Я пытаюсь использовать Socrata API для загрузки этого набора данных по 311 вызовам в Нью-Йорке C с 2010 года. Набор данных содержит 22 миллиона строк. Я никогда раньше не работал с API, и не уверен, что лучше всего загрузить этот набор данных. Я написал фрагмент кода ниже, чтобы получить данные в виде кусков по 2000 строк, но, согласно моим расчетам, это займет 10 000 минут. , так как каждый кусок 2000 занимает одну минуту.
data_url = 'data.cityofnewyork.us'
dataset = 'erm2-nwe9'
app_token = app_token
client = Socrata(data_url, app_token)
client.timeout = 6000
record_count = client.get(dataset, select='COUNT(*)')
start = 0
chunk_size = 2000
results = []
while True:
print(start)
results.extend(client.get(dataset, limit=chunk_size))
start = start+chunk_size
if (start > int(record_count[0]['COUNT'])):
break
df=pd.DataFrame(results)
Мне не нужны все данные; Я мог бы просто использовать данные за 2015 год, хотя я не уверен, как это указать в запросе.
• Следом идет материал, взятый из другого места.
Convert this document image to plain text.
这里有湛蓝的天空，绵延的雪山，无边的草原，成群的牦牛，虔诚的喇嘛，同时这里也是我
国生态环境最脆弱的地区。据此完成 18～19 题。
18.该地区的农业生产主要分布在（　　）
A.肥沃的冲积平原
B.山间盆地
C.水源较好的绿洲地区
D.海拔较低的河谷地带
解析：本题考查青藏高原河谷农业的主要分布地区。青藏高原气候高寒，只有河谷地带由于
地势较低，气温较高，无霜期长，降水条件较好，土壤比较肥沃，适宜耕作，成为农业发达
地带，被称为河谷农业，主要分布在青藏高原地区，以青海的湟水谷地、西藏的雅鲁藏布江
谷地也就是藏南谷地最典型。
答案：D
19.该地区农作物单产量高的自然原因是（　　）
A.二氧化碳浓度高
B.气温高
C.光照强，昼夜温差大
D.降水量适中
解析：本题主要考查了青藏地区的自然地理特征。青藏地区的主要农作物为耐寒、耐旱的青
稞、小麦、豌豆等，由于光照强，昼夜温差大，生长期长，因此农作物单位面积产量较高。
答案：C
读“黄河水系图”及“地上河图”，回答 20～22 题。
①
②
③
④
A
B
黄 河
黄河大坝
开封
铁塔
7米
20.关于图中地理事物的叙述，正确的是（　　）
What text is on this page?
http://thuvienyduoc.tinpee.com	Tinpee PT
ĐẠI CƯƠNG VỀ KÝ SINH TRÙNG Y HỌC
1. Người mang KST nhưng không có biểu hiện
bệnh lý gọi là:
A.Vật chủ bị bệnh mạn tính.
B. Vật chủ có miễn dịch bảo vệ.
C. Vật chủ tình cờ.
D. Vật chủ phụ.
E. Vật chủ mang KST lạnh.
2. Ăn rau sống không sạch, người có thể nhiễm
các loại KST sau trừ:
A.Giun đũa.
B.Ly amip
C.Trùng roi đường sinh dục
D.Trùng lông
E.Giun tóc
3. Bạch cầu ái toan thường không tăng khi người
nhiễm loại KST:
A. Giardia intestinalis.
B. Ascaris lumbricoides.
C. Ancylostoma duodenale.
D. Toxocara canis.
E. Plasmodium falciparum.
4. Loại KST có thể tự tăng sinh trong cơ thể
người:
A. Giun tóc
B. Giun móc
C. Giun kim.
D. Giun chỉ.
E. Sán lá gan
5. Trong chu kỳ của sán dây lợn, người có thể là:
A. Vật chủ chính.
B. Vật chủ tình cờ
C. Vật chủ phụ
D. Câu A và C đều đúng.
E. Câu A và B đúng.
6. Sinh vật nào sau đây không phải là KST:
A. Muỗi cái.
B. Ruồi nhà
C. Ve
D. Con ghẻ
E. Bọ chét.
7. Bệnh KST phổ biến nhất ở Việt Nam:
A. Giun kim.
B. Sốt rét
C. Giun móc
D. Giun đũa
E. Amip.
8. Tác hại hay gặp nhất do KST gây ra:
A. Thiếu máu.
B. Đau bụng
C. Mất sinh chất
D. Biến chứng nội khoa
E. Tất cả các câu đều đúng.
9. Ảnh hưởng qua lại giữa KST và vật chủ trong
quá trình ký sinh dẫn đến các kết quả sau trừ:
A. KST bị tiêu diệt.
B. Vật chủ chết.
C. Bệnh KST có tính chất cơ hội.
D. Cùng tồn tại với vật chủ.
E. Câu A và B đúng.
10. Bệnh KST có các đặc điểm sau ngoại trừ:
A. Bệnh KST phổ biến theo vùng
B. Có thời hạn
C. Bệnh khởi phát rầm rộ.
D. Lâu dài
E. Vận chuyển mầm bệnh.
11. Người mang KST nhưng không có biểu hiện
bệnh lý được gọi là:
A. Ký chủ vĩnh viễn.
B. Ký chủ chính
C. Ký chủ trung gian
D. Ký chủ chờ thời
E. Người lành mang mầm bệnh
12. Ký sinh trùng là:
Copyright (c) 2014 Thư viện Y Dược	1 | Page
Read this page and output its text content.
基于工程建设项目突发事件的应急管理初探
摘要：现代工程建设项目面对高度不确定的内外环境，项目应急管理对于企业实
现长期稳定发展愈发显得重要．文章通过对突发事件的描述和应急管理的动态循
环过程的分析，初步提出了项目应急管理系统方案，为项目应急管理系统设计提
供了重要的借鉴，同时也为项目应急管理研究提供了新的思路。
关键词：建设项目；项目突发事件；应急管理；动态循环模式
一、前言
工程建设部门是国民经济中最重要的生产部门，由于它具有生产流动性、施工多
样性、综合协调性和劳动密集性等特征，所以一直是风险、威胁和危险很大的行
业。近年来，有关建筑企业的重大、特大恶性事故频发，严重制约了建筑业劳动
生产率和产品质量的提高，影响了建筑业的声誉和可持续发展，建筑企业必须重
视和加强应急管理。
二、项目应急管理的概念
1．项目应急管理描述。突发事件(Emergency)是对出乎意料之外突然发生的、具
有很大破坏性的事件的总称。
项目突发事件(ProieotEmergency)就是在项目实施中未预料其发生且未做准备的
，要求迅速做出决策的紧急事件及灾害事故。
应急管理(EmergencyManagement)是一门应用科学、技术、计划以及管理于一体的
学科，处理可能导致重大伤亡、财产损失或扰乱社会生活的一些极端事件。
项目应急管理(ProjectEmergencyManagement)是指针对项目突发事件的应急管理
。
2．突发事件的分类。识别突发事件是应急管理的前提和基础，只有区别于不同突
Столбец «Данные» имеет формат «2020-04-27T01: 59: 21.000». Как я могу go получить набор данных на период после 2015 года, если получение всего набора данных нецелесообразно? В целом, 22 миллиона записей считаются слишком большими для запроса? И вообще, лучше ли разбивать запрос на куски или пытаться получить набор данных за один go, используя get_all ()?